In family law the future is one in which self-represented litigants cram the courts and judges take a more inquisitorial approach to handling proceedings. The government isn’t leaving people to fend for themselves though; no, they are developing a ‘divorce app’ that will guide couples through the process.

There is no part of the above paragraph that doesn’t make me feel queasy for the prospects of thousands of families across the country who seek legal recourse every year. I have already witnessed at first-hand the challenges self-represented litigants face in understanding the law, navigating the court system and dealing with judges who have little experience of handling a case in these circumstances.

Judges are not only being told to ask more questions, making hearings much more like tribunals, but are also charged with undertaking case management to avoid massive backlogs. All of which is added to their current responsibilities of understanding a case, interpreting the law and adjudicating.

They are under more pressure than ever before. The days when they were only ever presented with two sides of a carefully constructed argument by well-trained solicitors are no more, and they must now undertake all the responsibilities outlined above with little or no additional support.

 

Realistic alternatives

If you have two opposing self-represented litigants, neither of whom understand the law and are bogged down in the details, and a judge who knows nothing of the case until he reads the papers shortly before the hearing, you are asking for a whole host of problems.
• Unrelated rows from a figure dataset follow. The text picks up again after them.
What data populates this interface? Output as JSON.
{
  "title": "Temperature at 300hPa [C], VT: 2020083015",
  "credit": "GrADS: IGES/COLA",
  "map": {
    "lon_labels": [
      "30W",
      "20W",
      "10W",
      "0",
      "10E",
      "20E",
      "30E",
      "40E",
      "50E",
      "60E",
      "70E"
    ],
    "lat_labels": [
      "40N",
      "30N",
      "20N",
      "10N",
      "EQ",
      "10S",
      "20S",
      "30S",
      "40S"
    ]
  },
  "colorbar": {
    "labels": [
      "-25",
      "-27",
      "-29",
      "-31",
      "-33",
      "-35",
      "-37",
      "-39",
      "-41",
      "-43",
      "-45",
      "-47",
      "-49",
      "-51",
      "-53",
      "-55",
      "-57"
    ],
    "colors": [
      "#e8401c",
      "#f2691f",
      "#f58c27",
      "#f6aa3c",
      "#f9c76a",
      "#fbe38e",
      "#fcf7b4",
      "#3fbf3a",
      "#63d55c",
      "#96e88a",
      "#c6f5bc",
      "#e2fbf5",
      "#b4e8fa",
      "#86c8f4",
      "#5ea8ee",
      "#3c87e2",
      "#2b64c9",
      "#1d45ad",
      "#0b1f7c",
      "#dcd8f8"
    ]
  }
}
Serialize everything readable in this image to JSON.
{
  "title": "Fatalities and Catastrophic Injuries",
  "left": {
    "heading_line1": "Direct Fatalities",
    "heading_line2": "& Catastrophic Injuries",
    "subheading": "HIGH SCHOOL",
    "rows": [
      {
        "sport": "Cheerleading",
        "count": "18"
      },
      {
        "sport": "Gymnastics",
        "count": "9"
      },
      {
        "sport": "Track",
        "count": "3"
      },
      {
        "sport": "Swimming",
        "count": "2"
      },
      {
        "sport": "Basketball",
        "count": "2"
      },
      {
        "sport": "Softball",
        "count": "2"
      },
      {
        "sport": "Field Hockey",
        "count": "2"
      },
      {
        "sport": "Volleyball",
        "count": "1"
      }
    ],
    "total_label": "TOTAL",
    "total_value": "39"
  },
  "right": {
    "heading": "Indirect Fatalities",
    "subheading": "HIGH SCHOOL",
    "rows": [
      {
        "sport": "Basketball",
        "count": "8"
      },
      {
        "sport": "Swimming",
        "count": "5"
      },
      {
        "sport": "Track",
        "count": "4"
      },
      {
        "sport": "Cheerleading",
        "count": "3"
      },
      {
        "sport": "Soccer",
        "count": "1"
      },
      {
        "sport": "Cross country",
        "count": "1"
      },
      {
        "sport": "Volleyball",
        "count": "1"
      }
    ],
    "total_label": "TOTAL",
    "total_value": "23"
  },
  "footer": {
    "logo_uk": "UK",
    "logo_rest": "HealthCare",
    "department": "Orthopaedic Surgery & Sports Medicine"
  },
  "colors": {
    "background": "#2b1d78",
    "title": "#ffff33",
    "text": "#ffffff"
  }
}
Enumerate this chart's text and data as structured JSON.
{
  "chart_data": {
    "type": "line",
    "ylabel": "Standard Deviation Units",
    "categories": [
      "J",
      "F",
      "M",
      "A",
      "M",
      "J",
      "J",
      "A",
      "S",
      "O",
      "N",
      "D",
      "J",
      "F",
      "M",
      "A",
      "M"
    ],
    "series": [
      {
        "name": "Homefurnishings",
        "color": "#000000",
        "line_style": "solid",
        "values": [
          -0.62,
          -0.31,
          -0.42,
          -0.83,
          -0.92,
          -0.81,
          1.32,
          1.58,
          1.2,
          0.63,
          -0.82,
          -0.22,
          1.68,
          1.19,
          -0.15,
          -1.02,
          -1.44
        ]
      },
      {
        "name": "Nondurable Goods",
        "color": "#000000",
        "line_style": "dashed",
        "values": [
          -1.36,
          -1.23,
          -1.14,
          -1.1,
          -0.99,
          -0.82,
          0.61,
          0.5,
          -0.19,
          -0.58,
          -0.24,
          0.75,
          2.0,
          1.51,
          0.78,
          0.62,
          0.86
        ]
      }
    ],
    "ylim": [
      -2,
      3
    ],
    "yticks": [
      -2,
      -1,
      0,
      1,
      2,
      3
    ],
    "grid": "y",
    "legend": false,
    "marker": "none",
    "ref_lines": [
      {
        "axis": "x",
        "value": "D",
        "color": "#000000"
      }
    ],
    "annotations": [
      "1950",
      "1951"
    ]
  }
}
Fundamentally, there is a misconception that judges know it all when they cannot possibly be expected to. And there is a real danger that in this new era pressured judges are asked to rule on points they simply don&rsqrsquo;t know about.

Of course there is no substitute for legal aid. But if continuing with it is truly a political and economic impossibility, we need to look at alternatives that go beyond the gimmicks being touted.

One such alternative was suggested by Nicholas Cusworth QC, chair of the Family Law Bar Association, who believes law should be established to provide a default regime for the division of assets when relationships break down.

In my mind there is a very good reason why we don’t have community of marital property in this country, and that is it ignores needs. Millions of people would be affected and left worse off by such a change, likely burdening the welfare state with far more single parents.

I have another suggestion, one that might just work. What if we changed the costs rules in family cases and got rid of the ‘no order ’ principle? This would create an opportunity for family lawyers to take up cases on a ‘no win, no fee’ basis, with the losing party paying a costs order set at the judge’s discretion. There is currently little risk in litigating, but if that risk were to return it would lead to lawyers being far more circumspect and reduce the number of cases reaching court.

Whatever fills the gap left by legal aid, it needs to do so quickly and effectively. And although we live in technologically- advanced, 24-hour society; I do not believe a mobile phone app quite fits the bill.